A iniciativa reúne o Instituto do Patrimônio Histórico e Artístico Nacional (Iphan), o Ministério da Cultura (MinC) e o Ministério das Relações Exteriores (MRE). A gestão estadual baiana participou das articulações por meio do Consórcio Nordeste.
Segundo Bruno Monteiro, secretário de Cultura da Bahia, a busca pelo reconhecimento internacional é o ponto culminante de diversas ações de valorização do forró. Ele destaca políticas de incentivo por meio de editais e reforço do papel do movimento cultural nordestino como patrimônio.
Valorização do forró e ações na Bahia
O documento apresentado à Unesco descreve o forró como uma manifestação cultural que integra música, dança e práticas sociais. O gênero é amplamente difundido no Nordeste e é reconhecido como patrimônio cultural imaterial do Brasil desde 2021.
Em 2025, o Governo da Bahia também esteve presente no Festival Internacional do Forró de Raiz, realizado em Lille, na França. Na ocasião, foi firmado um protocolo de cooperação entre os nove estados nordestinos para a preservação e promoção internacional do forró.
A Secretaria de Cultura da Bahia (SecultBA) tem direcionado ações de fomento ao forró por meio dos editais da Política Nacional Aldir Blanc (PNAB).
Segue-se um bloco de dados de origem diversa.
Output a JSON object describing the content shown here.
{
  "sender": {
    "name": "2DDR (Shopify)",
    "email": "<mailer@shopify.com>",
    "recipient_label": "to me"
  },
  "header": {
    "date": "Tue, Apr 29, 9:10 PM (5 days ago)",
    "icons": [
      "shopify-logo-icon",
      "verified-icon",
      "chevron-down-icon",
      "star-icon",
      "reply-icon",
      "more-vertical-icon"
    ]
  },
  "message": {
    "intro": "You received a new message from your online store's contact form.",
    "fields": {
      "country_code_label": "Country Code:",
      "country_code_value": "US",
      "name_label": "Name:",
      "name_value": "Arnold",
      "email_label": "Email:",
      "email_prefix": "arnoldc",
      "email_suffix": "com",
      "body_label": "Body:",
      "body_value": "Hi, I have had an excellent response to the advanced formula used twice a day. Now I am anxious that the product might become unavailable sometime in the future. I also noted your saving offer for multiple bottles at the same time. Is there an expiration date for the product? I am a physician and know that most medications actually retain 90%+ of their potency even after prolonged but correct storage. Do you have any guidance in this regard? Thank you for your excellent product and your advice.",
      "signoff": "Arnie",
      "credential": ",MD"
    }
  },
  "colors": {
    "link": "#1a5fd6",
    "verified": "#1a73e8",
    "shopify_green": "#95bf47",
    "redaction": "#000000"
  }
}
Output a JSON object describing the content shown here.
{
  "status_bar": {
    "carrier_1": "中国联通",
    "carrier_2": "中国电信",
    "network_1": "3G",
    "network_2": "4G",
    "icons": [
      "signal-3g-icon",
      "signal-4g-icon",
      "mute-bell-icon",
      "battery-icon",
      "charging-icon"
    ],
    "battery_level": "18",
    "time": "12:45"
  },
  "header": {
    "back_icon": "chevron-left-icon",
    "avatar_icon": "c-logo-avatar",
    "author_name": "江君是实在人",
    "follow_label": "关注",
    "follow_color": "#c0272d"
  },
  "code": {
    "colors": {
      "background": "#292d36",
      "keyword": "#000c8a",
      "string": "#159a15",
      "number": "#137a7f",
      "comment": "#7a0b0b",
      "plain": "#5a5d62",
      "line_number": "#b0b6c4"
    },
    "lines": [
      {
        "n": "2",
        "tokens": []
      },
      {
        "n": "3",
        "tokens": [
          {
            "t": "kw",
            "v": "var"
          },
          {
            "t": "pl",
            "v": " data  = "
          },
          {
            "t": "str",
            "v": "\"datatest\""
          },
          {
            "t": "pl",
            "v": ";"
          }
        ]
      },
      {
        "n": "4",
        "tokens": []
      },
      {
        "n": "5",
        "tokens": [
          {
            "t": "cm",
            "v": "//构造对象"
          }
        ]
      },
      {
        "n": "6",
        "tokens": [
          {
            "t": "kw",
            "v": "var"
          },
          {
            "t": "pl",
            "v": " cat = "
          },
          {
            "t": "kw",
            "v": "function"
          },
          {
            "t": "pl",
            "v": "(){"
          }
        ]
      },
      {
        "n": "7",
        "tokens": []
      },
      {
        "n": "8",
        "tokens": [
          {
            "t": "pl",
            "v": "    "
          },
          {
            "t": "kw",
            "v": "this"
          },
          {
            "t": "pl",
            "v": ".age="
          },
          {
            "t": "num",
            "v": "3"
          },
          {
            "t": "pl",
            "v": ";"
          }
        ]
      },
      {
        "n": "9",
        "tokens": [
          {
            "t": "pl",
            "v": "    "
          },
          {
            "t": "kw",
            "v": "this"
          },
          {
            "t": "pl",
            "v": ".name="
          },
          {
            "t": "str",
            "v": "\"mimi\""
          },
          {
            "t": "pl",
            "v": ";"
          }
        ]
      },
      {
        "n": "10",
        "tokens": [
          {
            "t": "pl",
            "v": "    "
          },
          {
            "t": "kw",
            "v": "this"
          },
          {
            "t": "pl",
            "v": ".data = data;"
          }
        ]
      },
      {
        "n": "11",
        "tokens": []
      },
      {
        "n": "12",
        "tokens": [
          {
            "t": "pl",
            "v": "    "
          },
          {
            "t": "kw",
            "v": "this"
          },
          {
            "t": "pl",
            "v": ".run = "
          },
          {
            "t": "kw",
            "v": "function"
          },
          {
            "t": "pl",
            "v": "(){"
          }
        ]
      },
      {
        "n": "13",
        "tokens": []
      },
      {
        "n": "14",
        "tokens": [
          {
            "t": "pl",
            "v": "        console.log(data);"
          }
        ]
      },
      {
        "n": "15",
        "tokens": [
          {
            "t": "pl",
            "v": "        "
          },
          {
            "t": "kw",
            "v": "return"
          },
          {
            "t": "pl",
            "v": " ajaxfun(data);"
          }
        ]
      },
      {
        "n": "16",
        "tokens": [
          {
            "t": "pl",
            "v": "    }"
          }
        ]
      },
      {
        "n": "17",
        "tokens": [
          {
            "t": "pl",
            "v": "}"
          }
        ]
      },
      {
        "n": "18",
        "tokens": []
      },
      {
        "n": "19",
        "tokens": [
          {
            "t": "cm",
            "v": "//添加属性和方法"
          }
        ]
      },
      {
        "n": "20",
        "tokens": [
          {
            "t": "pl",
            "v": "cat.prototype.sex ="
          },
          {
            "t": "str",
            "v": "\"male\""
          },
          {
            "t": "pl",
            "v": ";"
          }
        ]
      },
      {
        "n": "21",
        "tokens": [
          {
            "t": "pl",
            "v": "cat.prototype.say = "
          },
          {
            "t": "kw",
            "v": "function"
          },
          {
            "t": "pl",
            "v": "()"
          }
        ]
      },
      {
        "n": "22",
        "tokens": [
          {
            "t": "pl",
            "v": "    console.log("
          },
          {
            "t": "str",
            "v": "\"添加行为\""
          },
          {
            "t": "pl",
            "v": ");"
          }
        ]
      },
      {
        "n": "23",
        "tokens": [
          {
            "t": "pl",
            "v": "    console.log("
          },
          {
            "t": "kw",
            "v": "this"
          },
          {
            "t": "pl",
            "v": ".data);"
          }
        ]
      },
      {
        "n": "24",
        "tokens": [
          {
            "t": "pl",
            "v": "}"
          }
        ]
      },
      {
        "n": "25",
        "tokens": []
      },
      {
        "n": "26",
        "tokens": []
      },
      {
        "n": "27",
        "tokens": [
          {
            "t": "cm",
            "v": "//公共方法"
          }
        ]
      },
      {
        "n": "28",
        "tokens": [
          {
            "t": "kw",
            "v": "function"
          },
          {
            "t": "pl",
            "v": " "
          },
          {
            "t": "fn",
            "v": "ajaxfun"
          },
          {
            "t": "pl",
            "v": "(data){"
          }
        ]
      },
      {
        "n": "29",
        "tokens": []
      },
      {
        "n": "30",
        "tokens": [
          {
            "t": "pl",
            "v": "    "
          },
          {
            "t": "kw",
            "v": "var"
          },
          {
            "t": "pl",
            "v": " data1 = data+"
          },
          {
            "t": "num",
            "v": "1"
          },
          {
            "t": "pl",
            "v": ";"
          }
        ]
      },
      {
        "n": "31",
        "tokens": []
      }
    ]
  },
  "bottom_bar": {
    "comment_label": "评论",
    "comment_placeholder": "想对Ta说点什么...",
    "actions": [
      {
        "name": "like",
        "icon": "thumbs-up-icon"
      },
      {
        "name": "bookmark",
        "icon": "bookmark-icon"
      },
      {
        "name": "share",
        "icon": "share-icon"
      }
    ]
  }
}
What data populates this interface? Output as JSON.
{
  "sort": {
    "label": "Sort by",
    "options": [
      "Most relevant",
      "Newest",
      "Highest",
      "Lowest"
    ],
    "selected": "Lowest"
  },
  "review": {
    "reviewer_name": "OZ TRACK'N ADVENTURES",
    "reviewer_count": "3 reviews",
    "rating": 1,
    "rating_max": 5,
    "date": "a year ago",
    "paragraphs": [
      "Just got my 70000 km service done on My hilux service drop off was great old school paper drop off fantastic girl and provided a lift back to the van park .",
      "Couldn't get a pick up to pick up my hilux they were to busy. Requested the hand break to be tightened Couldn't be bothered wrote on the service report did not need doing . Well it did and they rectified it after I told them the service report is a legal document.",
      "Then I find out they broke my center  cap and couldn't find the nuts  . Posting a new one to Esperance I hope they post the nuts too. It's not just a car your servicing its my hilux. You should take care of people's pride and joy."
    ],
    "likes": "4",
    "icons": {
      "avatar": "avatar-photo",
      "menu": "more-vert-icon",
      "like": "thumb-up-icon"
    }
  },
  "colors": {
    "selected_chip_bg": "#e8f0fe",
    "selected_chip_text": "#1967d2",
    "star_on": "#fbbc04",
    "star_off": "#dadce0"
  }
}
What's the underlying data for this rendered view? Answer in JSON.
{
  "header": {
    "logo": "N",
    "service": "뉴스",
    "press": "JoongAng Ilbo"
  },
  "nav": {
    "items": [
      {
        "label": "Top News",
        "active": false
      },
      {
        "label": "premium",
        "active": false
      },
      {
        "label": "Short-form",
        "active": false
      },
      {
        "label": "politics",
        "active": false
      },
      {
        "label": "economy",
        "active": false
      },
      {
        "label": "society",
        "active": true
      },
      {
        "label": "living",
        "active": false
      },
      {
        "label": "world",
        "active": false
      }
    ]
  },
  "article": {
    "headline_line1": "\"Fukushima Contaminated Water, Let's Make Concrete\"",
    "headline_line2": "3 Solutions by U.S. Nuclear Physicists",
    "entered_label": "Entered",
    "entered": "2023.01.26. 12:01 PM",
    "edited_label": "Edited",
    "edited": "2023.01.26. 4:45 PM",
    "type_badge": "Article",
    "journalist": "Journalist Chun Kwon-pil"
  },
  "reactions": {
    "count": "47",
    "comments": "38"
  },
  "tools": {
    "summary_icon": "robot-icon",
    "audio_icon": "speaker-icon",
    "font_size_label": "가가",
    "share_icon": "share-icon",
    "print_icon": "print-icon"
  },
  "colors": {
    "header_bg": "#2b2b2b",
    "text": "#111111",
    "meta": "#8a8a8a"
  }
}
Um exemplo é a Premiação Artística ao Forró da Bahia, que destinou cerca de R$ 700 mil para reconhecer 28 artistas, grupos e mestres.
A premiação contemplou nomes consagrados, novos talentos e coletivos emergentes que atuam na preservação, difusão e renovação do gênero. Conforme Bruno Monteiro, a iniciativa contribui para consolidar o forró como um elemento essencial da memória cultural nordestina.
Outro edital em andamento é o Prêmio Quadrilhas Juninas, Ano 2, que valoriza as quadrilhas como expressão das festas juninas. A ação incentiva a profissionalização e a criatividade, impulsionando a economia criativa em áreas como figurino, cenografia e produção artística.
O Calendário das Artes, por sua vez, amplia a circulação e difusão de atividades culturais ao longo do ano, incluindo iniciativas ligadas ao ciclo junino. O edital contribui para descentralizar o acesso à cultura e fortalecer a cadeia produtiva do setor.